LIMITATIONS AND FUTURE RESEARCH
Limitations included the snowball sampling frame, which resulted in a sample that was largely influenced by female respondents and those with a college degree. However, the results were weighted to overcome this limitation. It is important to note that the large degree of bias in the sample likely could not be entirely controlled for through weighting. Even recognizing that there is a potential bias and an inability to generalize the results of this survey to all adults in North Dakota, the data do establish a strong baseline and support for addressing stigma among males in rural and urban communities throughout the state. Results also highlight, regardless of generalizability of these specific data, the need to survey and assess stigma around mental health prior to implementing educational campaigns developed to address/decrease public stigma.

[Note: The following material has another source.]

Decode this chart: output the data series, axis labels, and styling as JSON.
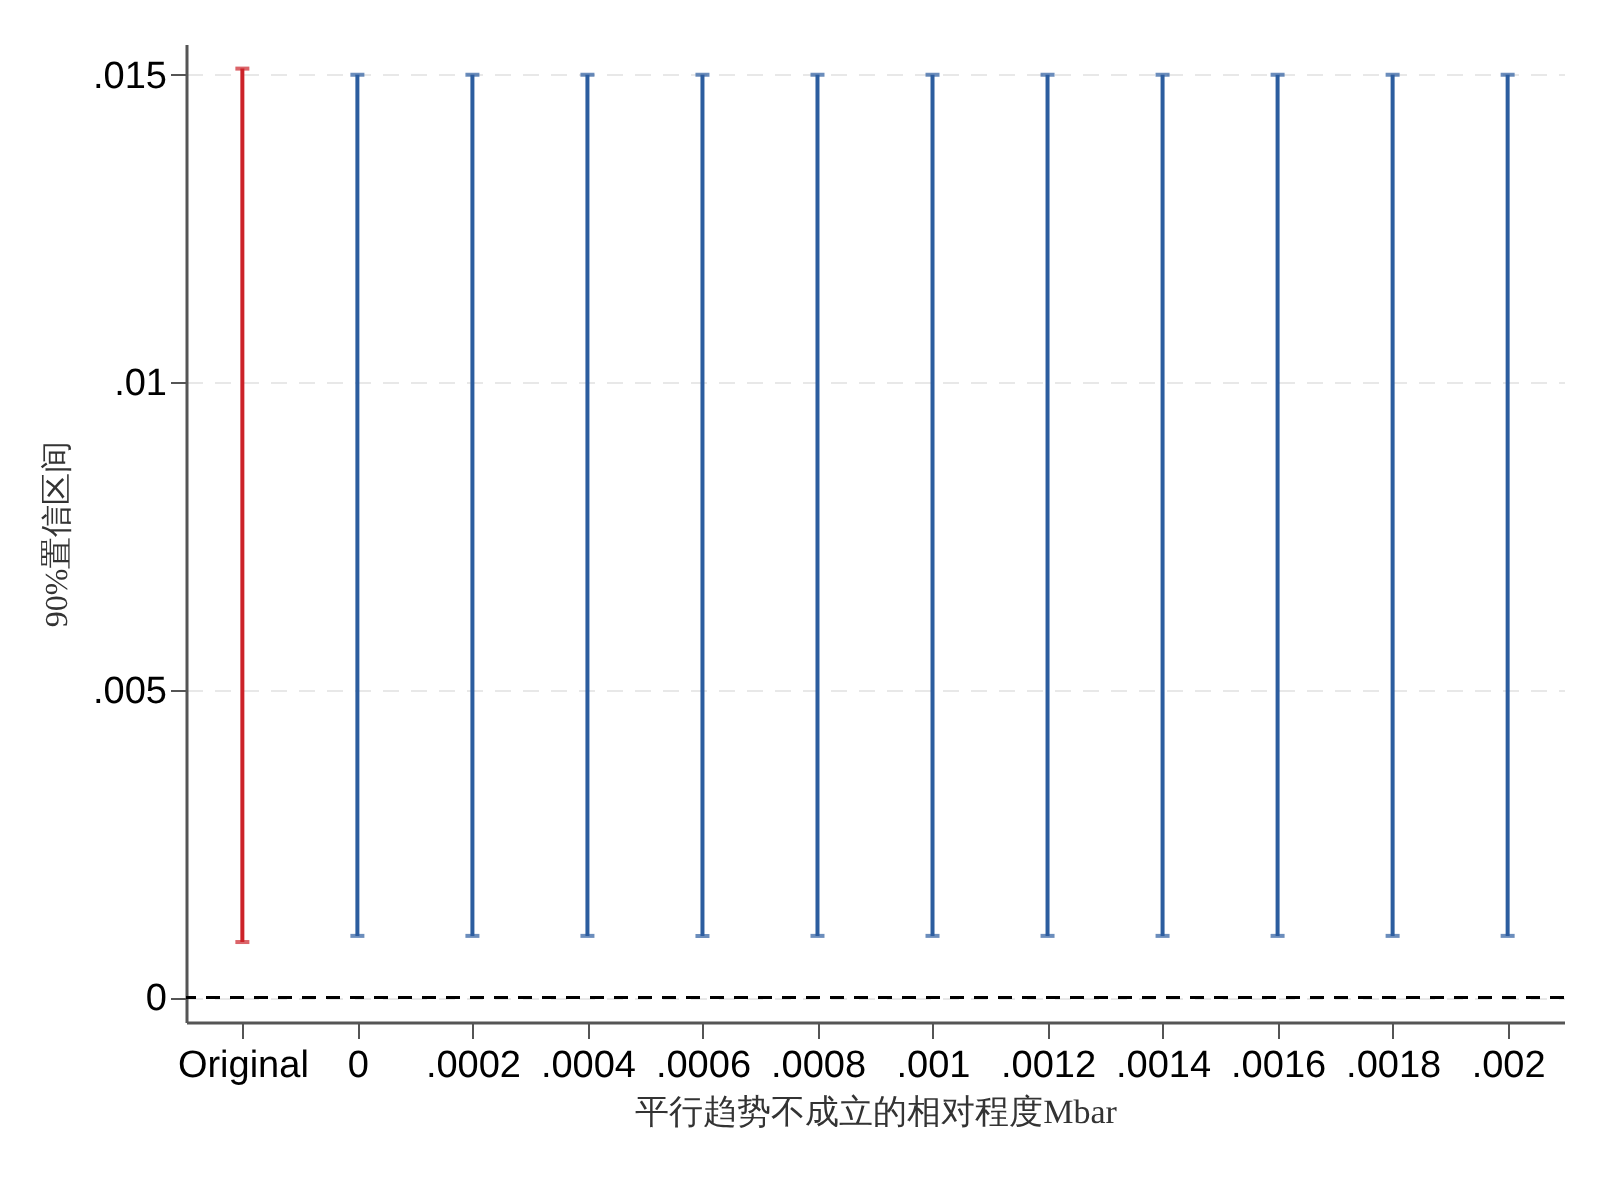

Another limitation of this study is that it did not explore perceived self-stigma by individuals with mental illness, which can have a greater influence on care utilization than public stigma. The study also explored stigma in only one state and did not explore potentially exacerbating variables because of small sample sizes. However, this study is one of the first to explore variable public stigma between rural and urban areas.
The original survey assessed stigma around several mental health diagnoses. A limitation of that study was its length and noncompletion rate. To accommodate that limitation, this study measured stigma related to mental illness more broadly. This is also a limitation because there was no distinction between AMI and serious mental illness. It is recommended that future research assess stigma around AMI (not including serious mental illness but including diagnoses like depression and anxiety) and then assess stigma related more specifically to serious mental illness. Serious mental illness would include diagnoses such as bipolar disorder and schizophrenia.
The results draw attention to the need for future research to break perceived stigma (self or public) into categories like those studied (professional efficacy, anxiety, hygiene, etc.) and the need to identify both

community champions (subgroups with low stigma) and priority health education topics (for example, the topic of recovery among rural males). Future research may also explore additional demographic variables that could influence community stigma (e.g., income). Within the state of study, there is an opportunity to now develop focused educational and mental health promotion campaigns and to subsequently study their impact on public stigma.